И почти все после Сократа будут обречены писать только в черновик.
В мире есть чистовик, и есть черновик, и они оба необходимы миру. И чтобы ярче сиял чистовик — скрытое откровение божье — нужно, чтобы ярче чернел черновик — глагол человечества. Многие из сочинителей, догадываясь об этой правде, даже рукописи прекрасных романов жгут по многу раз, желая приблизить их к чистовику, что вовеки невозможно. Но даже само стремление это — благо.
Платон тоже стал стремиться к этому, увидев Сократа.
Но Сократа-учителя заботило другое — чтобы никого не осталось в окрестностях чистовика, кроме самого Сократа, и чтобы как можно дальше от чистовика отдалился Платон.
Сократ, отодвигая Платона от чистовика, толкал его на путь, единственно правильный для Платона. Не слушая речи и наставления Сократа, Платон хотел услышать, что Сократу шепчет незримый ангел. Но ангел и сам слушал Сократа, стремясь расслышать слова, приготовленные  для бога.
Сократ, передвигаясь по древнему городу босиком, искал крохотный камень, отколовшийся от глыбы, которую обтачивал когда-то его отец. Сократу приснилось, что именно этот кусочек глыбы вобрал в себя отблеск сверкающей истины. И Сократ искал его  и всегда ходил босиком, надеясь ощутить под ногой каменный осколок. А если посчастливится, то и поранить ногу об острие камешка, чтобы — кровно сродниться с истиной.
Если этот камень  вознесен в вышину, то Сократ ждал его и с неба. Он всю жизнь тайно ожидал чудесный град над Афинами...
Град был, но его не заметил Сократ. И не мог заметить, потому что этот град незримо прошел по земле, надежно спрятавшись в стуке дятла по тысячелетнему дереву, в громе горного обвала, в шепоте осыпающегося гороха на морщинистом от засухи поле. Этот град, наконец, утаился в стуке бездомного летописца в окно лачуги на краю какого-то давно угасшего селения.

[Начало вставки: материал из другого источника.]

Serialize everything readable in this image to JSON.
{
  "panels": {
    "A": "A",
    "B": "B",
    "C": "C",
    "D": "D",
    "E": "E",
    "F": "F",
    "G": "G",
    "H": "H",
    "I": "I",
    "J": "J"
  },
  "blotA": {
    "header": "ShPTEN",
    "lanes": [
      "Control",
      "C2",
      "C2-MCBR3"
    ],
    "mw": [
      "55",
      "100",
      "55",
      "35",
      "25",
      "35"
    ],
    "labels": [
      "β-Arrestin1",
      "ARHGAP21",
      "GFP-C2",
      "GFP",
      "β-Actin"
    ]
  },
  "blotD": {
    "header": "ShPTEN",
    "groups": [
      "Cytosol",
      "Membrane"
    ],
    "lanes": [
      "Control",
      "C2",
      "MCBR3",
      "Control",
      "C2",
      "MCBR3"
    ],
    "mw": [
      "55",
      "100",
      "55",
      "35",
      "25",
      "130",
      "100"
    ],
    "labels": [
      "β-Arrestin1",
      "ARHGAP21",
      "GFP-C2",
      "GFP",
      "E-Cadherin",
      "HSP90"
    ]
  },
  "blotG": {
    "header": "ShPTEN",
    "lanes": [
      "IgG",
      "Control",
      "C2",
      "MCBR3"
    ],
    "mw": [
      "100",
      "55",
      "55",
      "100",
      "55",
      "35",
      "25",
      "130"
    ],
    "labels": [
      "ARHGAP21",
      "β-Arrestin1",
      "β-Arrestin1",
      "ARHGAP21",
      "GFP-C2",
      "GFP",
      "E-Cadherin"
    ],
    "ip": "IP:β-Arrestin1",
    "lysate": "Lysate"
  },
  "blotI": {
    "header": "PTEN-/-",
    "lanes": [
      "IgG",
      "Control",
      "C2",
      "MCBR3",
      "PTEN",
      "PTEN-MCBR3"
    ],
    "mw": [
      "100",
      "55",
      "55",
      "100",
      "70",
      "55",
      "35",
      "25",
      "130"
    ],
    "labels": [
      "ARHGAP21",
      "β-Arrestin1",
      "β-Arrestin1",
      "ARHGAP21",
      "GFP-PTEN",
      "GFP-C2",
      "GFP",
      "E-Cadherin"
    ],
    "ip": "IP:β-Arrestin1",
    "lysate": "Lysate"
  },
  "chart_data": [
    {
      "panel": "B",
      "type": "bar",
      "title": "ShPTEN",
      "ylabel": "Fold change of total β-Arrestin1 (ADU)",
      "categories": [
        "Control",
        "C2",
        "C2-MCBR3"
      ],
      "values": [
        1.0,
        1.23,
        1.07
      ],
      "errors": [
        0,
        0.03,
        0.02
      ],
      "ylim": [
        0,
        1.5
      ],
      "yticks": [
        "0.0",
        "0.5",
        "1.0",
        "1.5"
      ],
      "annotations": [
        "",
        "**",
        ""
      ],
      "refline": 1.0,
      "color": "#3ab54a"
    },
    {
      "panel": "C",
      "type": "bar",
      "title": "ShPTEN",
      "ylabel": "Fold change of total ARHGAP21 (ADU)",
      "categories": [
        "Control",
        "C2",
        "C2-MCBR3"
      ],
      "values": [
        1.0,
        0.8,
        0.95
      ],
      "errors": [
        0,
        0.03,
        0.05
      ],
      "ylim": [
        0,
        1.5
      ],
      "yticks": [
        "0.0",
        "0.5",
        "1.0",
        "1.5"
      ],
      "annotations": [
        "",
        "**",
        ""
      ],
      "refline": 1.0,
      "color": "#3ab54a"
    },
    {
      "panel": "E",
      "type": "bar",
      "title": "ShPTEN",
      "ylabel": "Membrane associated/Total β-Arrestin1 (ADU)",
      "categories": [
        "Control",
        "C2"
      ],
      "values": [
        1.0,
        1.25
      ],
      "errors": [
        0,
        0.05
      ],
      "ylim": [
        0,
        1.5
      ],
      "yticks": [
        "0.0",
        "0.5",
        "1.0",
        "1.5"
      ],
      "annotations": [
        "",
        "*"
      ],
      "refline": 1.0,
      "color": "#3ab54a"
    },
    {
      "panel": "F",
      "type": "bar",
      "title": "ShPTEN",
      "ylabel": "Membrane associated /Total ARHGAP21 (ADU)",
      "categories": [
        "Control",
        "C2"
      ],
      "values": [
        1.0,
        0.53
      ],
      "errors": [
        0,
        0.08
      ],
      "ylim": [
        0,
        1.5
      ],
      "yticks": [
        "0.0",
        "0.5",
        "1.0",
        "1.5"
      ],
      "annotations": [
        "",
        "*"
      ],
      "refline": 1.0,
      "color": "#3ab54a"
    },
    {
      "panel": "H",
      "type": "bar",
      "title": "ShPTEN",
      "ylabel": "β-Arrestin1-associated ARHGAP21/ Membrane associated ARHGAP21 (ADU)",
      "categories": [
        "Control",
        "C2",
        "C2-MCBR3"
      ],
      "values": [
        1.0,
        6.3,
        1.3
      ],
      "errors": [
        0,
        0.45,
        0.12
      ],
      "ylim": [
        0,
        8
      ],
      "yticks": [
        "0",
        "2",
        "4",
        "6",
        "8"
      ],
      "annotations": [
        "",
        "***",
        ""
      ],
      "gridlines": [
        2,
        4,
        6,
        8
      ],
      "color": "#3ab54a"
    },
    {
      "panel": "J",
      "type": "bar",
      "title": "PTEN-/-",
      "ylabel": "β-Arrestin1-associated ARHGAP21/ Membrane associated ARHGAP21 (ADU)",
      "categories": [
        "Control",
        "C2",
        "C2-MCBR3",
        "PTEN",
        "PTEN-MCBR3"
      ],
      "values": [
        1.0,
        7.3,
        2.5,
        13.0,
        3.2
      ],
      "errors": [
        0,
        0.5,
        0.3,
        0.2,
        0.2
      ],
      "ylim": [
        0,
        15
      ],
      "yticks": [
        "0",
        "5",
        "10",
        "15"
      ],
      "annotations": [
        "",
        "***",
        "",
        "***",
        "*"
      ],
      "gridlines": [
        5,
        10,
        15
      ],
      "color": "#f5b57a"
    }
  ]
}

Много неузнанных летописцев кочевало по земле, много кочевало и племен.
Кочевые племена — будто бродячие домовые территории, которую собирался на земле обжить бог для своего идеального племени. Племя это ожидал и Абу Талиб на свою родину, и оно шло — как небесный посланник на землю. Без апостолов, без божественной книги, без срывания печати пророков...
А пока по красным пескам бродили кочевые племена арабов, охраняя эти земли.
По Афинам одиноко бродил Сократ.
Сократ один знал о существовании тайного солнца. Оно освещало чистовик, постоянно находясь под покровом  чистого, дивного пергамента.
Но сам Сократ, ключник тайного солнца, которое никогда не будет открыто, творил о себе земную легенду. И уже по привычке домового он неслышно звенел ржавыми ключами.
О чем-то догадывался Аристофан. Он высмеял Сократа, вроде бы поклонявшегося странным богам — облакам, громам и бурям.
Но Сократ не столько поклонялся бурям, громам и тучам, сколько, глядя на них, видел Всевышнего. По их свирепости и по их мрачности он узнавал о гневе Всевышнего, о его близких и далеких помыслах. Это и было его верой.
Аристофан смеялся. Но пусть он лучше смеется, чем говорит серьезно. И пусть все смеются над Сократом, он озабочен лишь своим делом. И чтобы делать его, Сократу достаточно и нескольких восторженных учеников. Он их заставит писать стихи, и это их безвозвратно отдалит от чистовика.
Смех Аристофана, однако, был злым. И злые афиняне осудили таинственного Сократа и приговорили к смерти — исполнение небесного предназначения не прощается на земле. Земля мстила ему еще и за сокрытие тайны о чистовике. Мстила за то, что Сократ морочил соотечественникам головы, не веря своим же проповедям.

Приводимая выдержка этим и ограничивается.